プレジデントオンライン / 2021年9月21日 15時15分

※写真はイメージです - 写真=iStock.com/Rossella De Berti

2020年の世界幸福度ランキングで、スイスは3位で日本は62位だった。『Think Clearly』(サンマーク出版)著者でスイス在住の作家、ロルフ・ドベリ氏は「日本人はマスクを着用する必要がない状況でも、周りからの目を気にして誰もがつけている。これが日本人の幸福度が低い原因ではないか」という――。

※本稿は、大野和基インタビュー・編『自由の奪還 全体主義、非科学の暴走を止められるか』(PHP新書)の一部を再編集したものです。

■やみくもに努力するより自分の得意分野を伸ばせ

——日本には「災い転じて福となす」ということわざがあり、「コロナ禍を社会変革のきっかけにしよう」という議論も生まれています。しかし、あなたは『Think Smart』(サンマーク出版)のなかで「危機から無理にプラスの要素を見出さなくてもよい」と述べていますね。

ただやみくもに頑張るべきではありません。ウォーレン・バフェットの例を挙げるならば、我々は「circle of competence(能力の輪:自分がよく理解できている得意な分野)」をもつべきです。能力が世界レベルであれば理想的ですが、そこまでいかなくても、自分の「能力の輪」の内側であればあなたの能力は平均より秀でているわけですから、成功する可能性は格段に高まります。いろいろな分野に手を出すのではなく、輪の規模が小さかろうが大きかろうが、とにかく一つの輪の中に留まるべきです。パンデミックではない常時でも、まったく同じことです。

よく「内なる声に耳を傾けよ」と言われますが、それだけでは駄目です。自分から出てくる声は、往々にして希望的観測を孕んでいるからです。まずあなたの過去10年、20年の実績を見て、平均より優れている分野を探すべきです。それはあなたが楽しんできた分野である可能性が高いでしょう。でなければ、平均より秀でることなどできませんから。

得意分野を見つけたら、能力の向上に集中しなければなりません。パンデミックの真っ只中にある現在でも、できることはいくらでもあります。
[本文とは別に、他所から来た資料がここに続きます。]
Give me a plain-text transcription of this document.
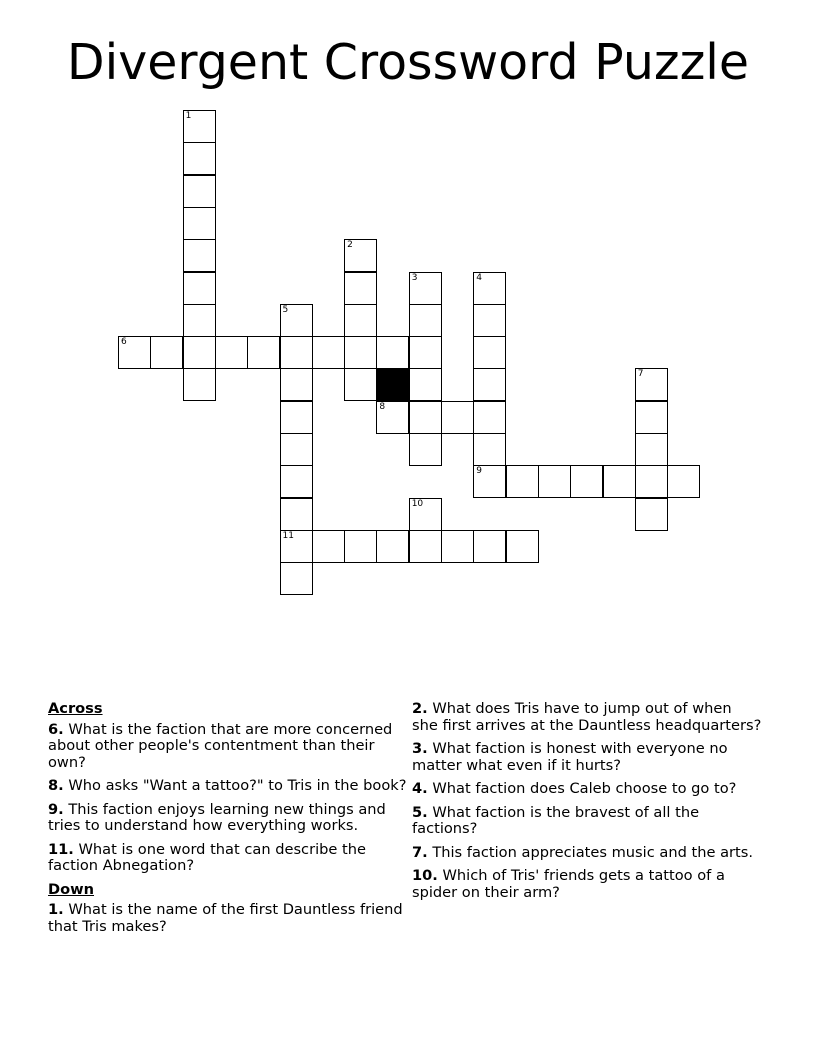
Divergent Crossword Puzzle
1
2
3	4
9
5
11
6
7
8
10
Across
6. What is the faction that are more concerned about other people's contentment than their own?
8. Who asks "Want a tattoo?" to Tris in the book?
9. This faction enjoys learning new things and tries to understand how everything works.
11. What is one word that can describe the faction Abnegation?
Down
1. What is the name of the first Dauntless friend that Tris makes?
2. What does Tris have to jump out of when she first arrives at the Dauntless headquarters?
3. What faction is honest with everyone no matter what even if it hurts?
4. What faction does Caleb choose to go to?
5. What faction is the bravest of all the factions?
7. This faction appreciates music and the arts.
10. Which of Tris' friends gets a tattoo of a spider on their arm?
「能力の輪」を深めに深め、自分の専門性を高めましょう。

——同書ではさらに、「自分の失敗を受け入れて現実を視るべき」と説いています。しかし、自分の失敗を素直に認めるのは非常に難しいことです。私たちはどのようなステップを踏むべきでしょうか。

それはすばらしい質問です。まず言えるのは、我々が学ぶのは成功からではなく、失敗からであること。成功は一見、自分の努力によって得ることができたものと勘違いしがちですが、実際にはたんなる偶然である場合が多い。よって成功から学べることは何もない。でも失敗したときは、どこでどう間違ったのかを具体的に指摘できます。これは他人の経験においてもそうで、誰かの成功物語よりも失敗からのほうがはるかに密度の高い情報を得られます。

我々はまず、失敗はすべての人が人生で経験するもので、それは人生の一部であって何も恥じるべきではないことを認識するべきです。そう捉えるだけでも、気持ちが楽になります。次に自分のこれまでの失敗を書き出し、失敗が起きた原因を細かく分析します。そうすれば、同じ間違いを犯すことはなくなるでしょう。また失敗を一定期間書き留めていると、自分の弱点のパターンがわかってきます。すると弱点をカバーするために長所を磨いたり、他の人の力を借りたりして、失敗を減らすことができると同時に、「自分は自身が思うほど偉大な存在ではない」と謙虚になることができるのです。

■自分が影響を与えられないニュースは見るな

——コロナ禍により、我々が時事的な情報に触れる機会は増えています。しかしあなたは、ニュースを見る量を減らすことを薦めていますね。なぜでしょうか。

一般の人は、ニュースを見ると世界について何かを学ぶことができる、公私ともに人生のより良い決断につながると考えている。しかし、その発想は大きな間違いだといわざるをえない。人はニュースをずっと見ていると、「知識の錯覚」に陥ります。知識を得ているのではなく、不必要な雑音に振り回されているのです。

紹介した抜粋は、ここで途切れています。